Tactical training at the squad, platoon and company levels is still inconsistent across units. While it is true that the firepower and combat effectiveness of the ANA units has increased dramatically in the past three years, the results are still mixed with some units doing better than others. The inability to retain experienced people past the three-year contract that ANA soldiers sign will be an ongoing challenge.
The ANSF still cannot move freely in the country. There are areas that are a no-go for the ANSF, others where they will only go with U.S. air support, and others where they will go on their own. Major population centers fall into the last category. No-go areas are remote geographical areas located around villages with a strong local criminal presence in addition to foreign insurgent fighters. This will not change in the years to come and may increase the number of safe havens for insurgents, should the U.S. decide to further scale back air support between 2015 and 2017.
Cooperation between ANSF elements is still a problem. The ANA is generally the most effective force, but has critical problems in retaining trained personnel, sustainability, and consistency. Only limited elements of the police – like the ANCOPs – are consistently effective, and corruption and ties to local power brokers remain critical problems. The Afghan Local police (ALP) and other local security forces are vital when it comes to holding territory, but very erratic in quality.

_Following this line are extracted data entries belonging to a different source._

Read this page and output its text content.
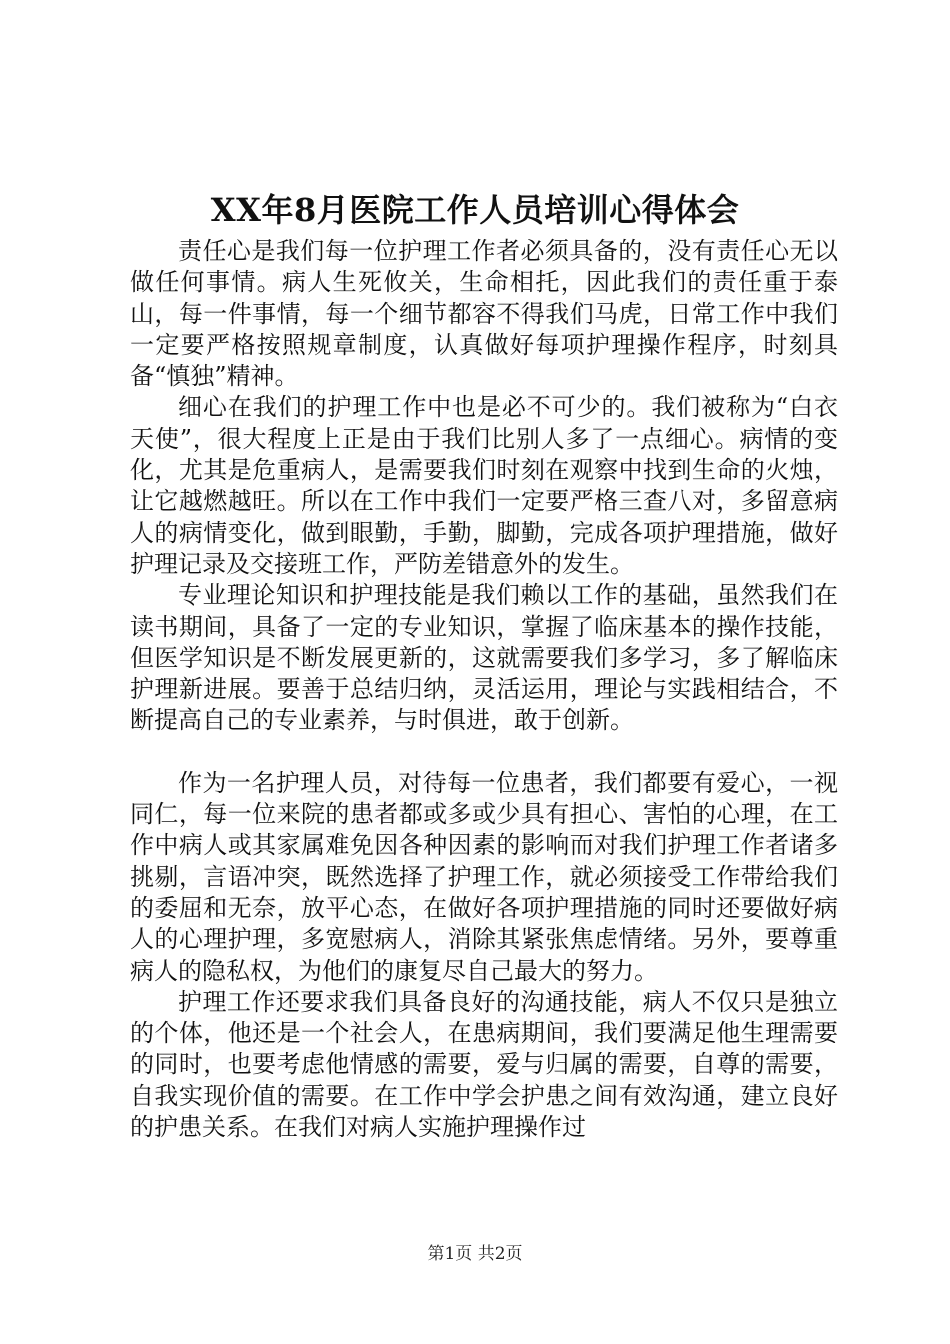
XX年8月医院工作人员培训心得体会

责任心是我们每一位护理工作者必须具备的，没有责任心无以做任何事情。病人生死攸关，生命相托，因此我们的责任重于泰山，每一件事情，每一个细节都容不得我们马虎，日常工作中我们一定要严格按照规章制度，认真做好每项护理操作程序，时刻具备“慎独”精神。

细心在我们的护理工作中也是必不可少的。我们被称为“白衣天使”，很大程度上正是由于我们比别人多了一点细心。病情的变化，尤其是危重病人，是需要我们时刻在观察中找到生命的火烛，让它越燃越旺。所以在工作中我们一定要严格三查八对，多留意病人的病情变化，做到眼勤，手勤，脚勤，完成各项护理措施，做好护理记录及交接班工作，严防差错意外的发生。

专业理论知识和护理技能是我们赖以工作的基础，虽然我们在读书期间，具备了一定的专业知识，掌握了临床基本的操作技能，但医学知识是不断发展更新的，这就需要我们多学习，多了解临床护理新进展。要善于总结归纳，灵活运用，理论与实践相结合，不断提高自己的专业素养，与时俱进，敢于创新。

作为一名护理人员，对待每一位患者，我们都要有爱心，一视同仁，每一位来院的患者都或多或少具有担心、害怕的心理，在工作中病人或其家属难免因各种因素的影响而对我们护理工作者诸多挑剔，言语冲突，既然选择了护理工作，就必须接受工作带给我们的委屈和无奈，放平心态，在做好各项护理措施的同时还要做好病人的心理护理，多宽慰病人，消除其紧张焦虑情绪。另外，要尊重病人的隐私权，为他们的康复尽自己最大的努力。

护理工作还要求我们具备良好的沟通技能，病人不仅只是独立的个体，他还是一个社会人，在患病期间，我们要满足他生理需要的同时，也要考虑他情感的需要，爱与归属的需要，自尊的需要，自我实现价值的需要。在工作中学会护患之间有效沟通，建立良好的护患关系。在我们对病人实施护理操作过

第1页 共2页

Logistics is still a challenge. The reason is the highly centralized logistics and acquisition system where funds are tightly controlled at the Afghan Ministry of Defense level. Resources only slowly trickle down to corps, brigade and kandak level. Corruption remains widespread. This is especially acutely felt in funds for informants, ammunition, and explosive ordnance disposal (EOD) equipment. Thus, it is fair to conclude that a lack of administrative competence, especially in the higher ranks among staff officers, as well as over centralized command and funding structures, still hampers military performance.
Of course, the elephant in the room is the political situation in Afghanistan – which could undo battlefield progress in a matter of months or even weeks.
Nonetheless, I am confident that the ANSF will be capable of prevailing on the battlefield against insurgents until 2017. It is important to understand that the insurgency is still very limited in its military capabilities and has been severely weakened by an aggressive coalition air campaign. The long term ANSF funding situation remains critical but is unlikely to change until 2017. ANSF will be able to control all major population centers and transit routes until then.